From Washington to Zion

Between work, weather, and the ongoing pandemic, my camera has seen relatively little use the last few months. Here in central Washington, it is inversion season. Atmospheric inversions occur when relatively warm air passing over the Cascade Range traps colder air below in the valleys of the Columbia River Basin. These pools of cold air can persist for weeks, bringing cold temperatures, freezing fog, and poor air quality. Fun, fun, fun! Here’s what things have looked like in recent days:

A thin layer of fog and pollution sits in broad valley.
On many days, getting above the inversion and into the sunshine requires only a short drive or hike to the crest of one of the many low basalt ridges that crawl across central Washington. Here, some pollution and fog lingers in the Upper Yakima Valley below.
Other days, even a 1500 foot climb doesn’t get one above the fog. Here, rime ice coats the sagebrush on Rattlesnake Dance Ridge, Yakima River Canyon, Washington.

Stuck inside, I’ve been working on a project to organize and categorize over a decade’s worth of photos. It’s been fun to come across long forgotten gems and months and months of photos that I never even got around to editing in the first place. I plan to post some of the highlights as I come across them.

While I post only a tiny fraction of the photos that I take here, looking back through the archives, I’ve noticed one especially glaring omission over the past few years: Zion National Park. Zion is one of my favorite landscapes on Earth, and for a little over three years we lived just 20 minutes from the north end of the park. I was surprised to discover that I haven’t shared any images from Zion since I started this website and blog almost a decade ago. In order to rectify that, here’s a look back at some of my favorite photos from Zion National Park:

Cliffs of white and tan rock are streaked by dark red coloring, and dusted by a light layer of white snow.
The Altar of Sacrifice after a February storm, Zion National Park, Utah
An isolated mesa dotted with trees is perched above cliffs of white sandstone
An isolated mesa, Zion National Park, Utah
An ornate brown, white, and orange butterfly perched on a leaf
California Sister (Adelpha californica), Zion National Park, Utah
A small creek flows through a canopy of green cottonwood trees with cliffs of red rock in the background
La Verkin Creek, Zion National Park
Stars and planets dot the sky over cliffs and canyons of red rock
The night sky from the Kolob Canyon area of Zion National Park, Utah.
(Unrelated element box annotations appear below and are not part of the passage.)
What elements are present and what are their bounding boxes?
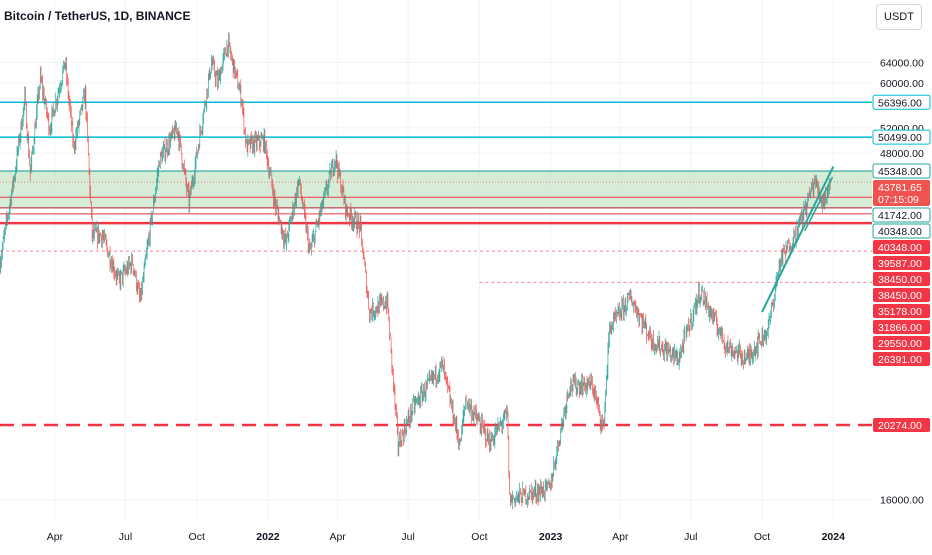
price-level-label: 35178.00 bbox=[878, 306, 922, 318]
price-level-tag bbox=[873, 352, 930, 367]
time-axis[interactable] bbox=[0, 520, 872, 550]
y-tick-label: 64000.00 bbox=[880, 57, 924, 69]
chart-title: Bitcoin / TetherUS, 1D, BINANCE bbox=[4, 9, 191, 23]
x-tick-label: Jul bbox=[684, 531, 697, 543]
x-tick-label: Apr bbox=[612, 531, 629, 543]
price-level-label: 38450.00 bbox=[878, 274, 922, 286]
y-tick-label: 48000.00 bbox=[880, 148, 924, 160]
x-tick-label: Apr bbox=[47, 531, 64, 543]
support-zone bbox=[0, 171, 872, 208]
price-level-tag bbox=[873, 272, 930, 287]
x-tick-label: Oct bbox=[189, 531, 205, 543]
price-level-label: 26391.00 bbox=[878, 354, 922, 366]
price-level-label: 39587.00 bbox=[878, 258, 922, 270]
price-level-label: 20274.00 bbox=[878, 420, 922, 432]
price-level-label: 40348.00 bbox=[878, 242, 922, 254]
x-tick-label: Jul bbox=[119, 531, 132, 543]
trendline bbox=[761, 166, 835, 313]
price-level-label: 38450.00 bbox=[878, 290, 922, 302]
price-level-tag bbox=[872, 94, 931, 110]
x-tick-label: Oct bbox=[471, 531, 487, 543]
price-level-tag bbox=[873, 417, 930, 432]
price-level-tag bbox=[873, 180, 930, 207]
x-tick-label: Oct bbox=[754, 531, 770, 543]
price-level-tag bbox=[873, 288, 930, 303]
price-level-tag bbox=[873, 304, 930, 319]
price-level-tag bbox=[872, 223, 931, 239]
price-level-label: 29550.00 bbox=[878, 338, 922, 350]
y-tick-label: 16000.00 bbox=[880, 495, 924, 507]
price-level-label: 45348.00 bbox=[878, 166, 922, 178]
x-tick-label: Apr bbox=[329, 531, 346, 543]
x-tick-label: 2022 bbox=[256, 531, 280, 543]
trendline-inner bbox=[803, 176, 834, 232]
price-level-tag bbox=[873, 256, 930, 271]
price-level-tag bbox=[873, 336, 930, 351]
price-level-label: 56396.00 bbox=[878, 97, 922, 109]
price-level-label: 50499.00 bbox=[878, 132, 922, 144]
price-level-label: 31866.00 bbox=[878, 322, 922, 334]
x-tick-label: 2023 bbox=[539, 531, 563, 543]
x-tick-label: 2024 bbox=[822, 531, 846, 543]
y-tick-label: 60000.00 bbox=[880, 78, 924, 90]
price-level-tag bbox=[872, 163, 931, 179]
currency-button[interactable]: USDT bbox=[876, 4, 922, 30]
price-level-tag bbox=[872, 129, 931, 145]
price-level-label: 41742.00 bbox=[878, 210, 922, 222]
price-level-tag bbox=[873, 320, 930, 335]
price-level-label: 43781.65 bbox=[878, 182, 922, 194]
price-level-tag bbox=[873, 240, 930, 255]
countdown-label: 07:15:09 bbox=[878, 194, 919, 206]
x-tick-label: Jul bbox=[401, 531, 414, 543]
price-level-tag bbox=[872, 207, 931, 223]
price-level-label: 40348.00 bbox=[878, 226, 922, 238]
Light pollution from Cedar City, UT is visible on the horizon at left.
A tan lizard with brown and yellow spots and a thick black neck stripe rests on some rocks
Great Basin Collared Lizard (Crotaphytus bicinctores), Zion National Park, Utah
A lizard sits on a ledge of orange sandstone with a small arch in the background
An unidentified lizard hangs out next to a small sandstone arch, Zion National Park, Utah
Vast expanses of white and tan rock dotted with small trees and shrubs
Vast expanses of sandstone slickrock in Zion National Park, Utah
A river winds through the bottom of a deep canyon with sheer rock walls
Zion Canyon from Observation Point
A bighorn sheep with short horns peer down from a ledge of rock
A desert bighorn sheep (Ovis canadensis nelsoni) in Zion National Park, Utah
A trail winds through pine trees and vast expanses of white sandstone
Clouds build over the White Rim Trail, Zion National Park, Utah
stars streak across a purple sky, with cliffs of red rock and lots of trees in a canyon below
Star trails over the La Verkin Creek drainage, Zion National Park, Utah
White and red boulders sit in a dry wash with towering orange cliffs above
A dry wash in the Kolob Canyon section of Zion National Park, Utah

2 responses

  1. Thank you for sharing these absolutely beautiful photos.

    December 20, 2020 at 12:18 pm

  2. Mary Sutherland

    Wonderful pictures, as always! Feel so lucky I got to visit several times with you two!!